Usually you would solve this numerically, using e.g. Newton's method.

However it can be solved exactly in terms of the Lambert W function $$x=\frac{-3W\left(\frac{\log(3)}{3}\right)}{\log(3)}$$

Answer 2

Put

$$f(x)=x^3+3^x\implies f'(x)=3x^2+3^x\log3>0\implies f(x)\;\;\text{is monotonic ascending}$$

so $\;f(x)=0\;$ has at most one single solution.

Now, we have that $\;f(-1)\cdot f(0)=\left(-\frac43\right)\cdot1<0\;\implies$ the zero of $\;f(x)\;$ is in $\;(-1,0)\;$ . You any want to continue with bisecting this interval or use any other numerical method (Newton, Rapson-Newton, Lambert Function, etc.) to approximate it.

Answer 3

$$x^3 + 3^x = 0 \iff x^3 = -3^x$$

If $x$ is real, $$\implies x = -3^{\frac{x}{3}} \implies3 ^{-\frac{x}{3}} x = -1 \implies xe^{-\frac{x}{3} \ln3} = -1 \implies -\frac{x}{3} \ln(3) e^{-\frac{x}{3} \ln3} = \frac{\ln 3}{3}$$

So $$-\frac{x}{3} \ln 3 = W(\frac{\ln 3}{3})$$

$$x = - \frac{3W(\frac{\ln 3}{3})}{\ln 3 }$$

If x is complex, $$x = -3^{\frac{x}{3}} \omega $$ or $$x = -3^{\frac{x}{3}} \omega^2 $$ where $\omega$ is a primitive root of order $3$.

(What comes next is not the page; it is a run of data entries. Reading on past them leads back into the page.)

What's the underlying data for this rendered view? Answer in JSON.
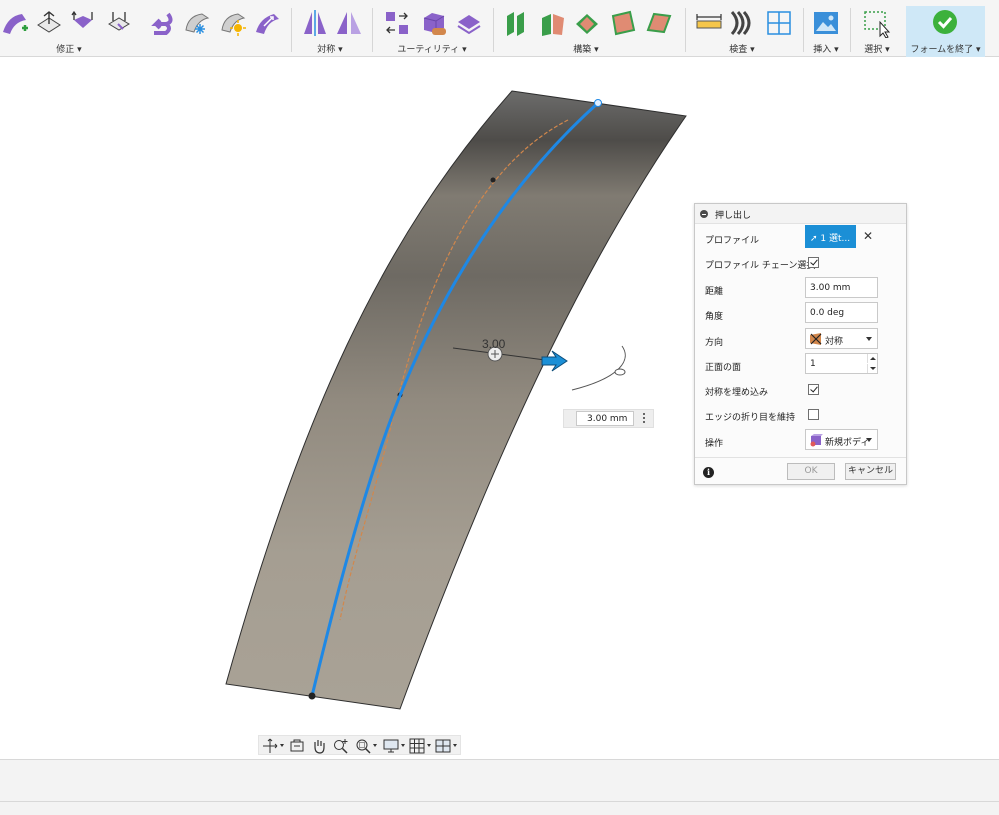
{
  "toolbar": {
    "groups": [
      {
        "label": "修正 ▾"
      },
      {
        "label": "対称 ▾"
      },
      {
        "label": "ユーティリティ ▾"
      },
      {
        "label": "構築 ▾"
      },
      {
        "label": "検査 ▾"
      },
      {
        "label": "挿入 ▾"
      },
      {
        "label": "選択 ▾"
      },
      {
        "label": "フォームを終了 ▾"
      }
    ]
  },
  "canvas": {
    "dimension_label": "3.00"
  },
  "dimension_input": {
    "value": "3.00 mm"
  },
  "extrude_panel": {
    "title": "押し出し",
    "profile_label": "プロファイル",
    "profile_value": "1 選t...",
    "chain_label": "プロファイル チェーン選択",
    "chain_checked": true,
    "distance_label": "距離",
    "distance_value": "3.00 mm",
    "angle_label": "角度",
    "angle_value": "0.0 deg",
    "direction_label": "方向",
    "direction_value": "対称",
    "faces_label": "正面の面",
    "faces_value": "1",
    "embed_label": "対称を埋め込み",
    "embed_checked": true,
    "crease_label": "エッジの折り目を維持",
    "crease_checked": false,
    "operation_label": "操作",
    "operation_value": "新規ボディ",
    "ok_label": "OK",
    "cancel_label": "キャンセル"
  },
  "colors": {
    "accent": "#1b8fd6",
    "finish_check": "#3cb13c",
    "curve": "#1e88e5",
    "sketch": "#d2874c"
  }
}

In the same way, one will get $$x = - \frac{3W(-\frac{1}{6} i (-i \ln 3 + \sqrt 3 \ln 3 ))}{\ln 3 }$$ and $$x = - \frac{3W(\frac{1}{6} i (i \ln 3 + \sqrt 3 \ln 3 ))}{\ln 3 }$$

Where W is Lambert W function and $i$ is unity of imaginery.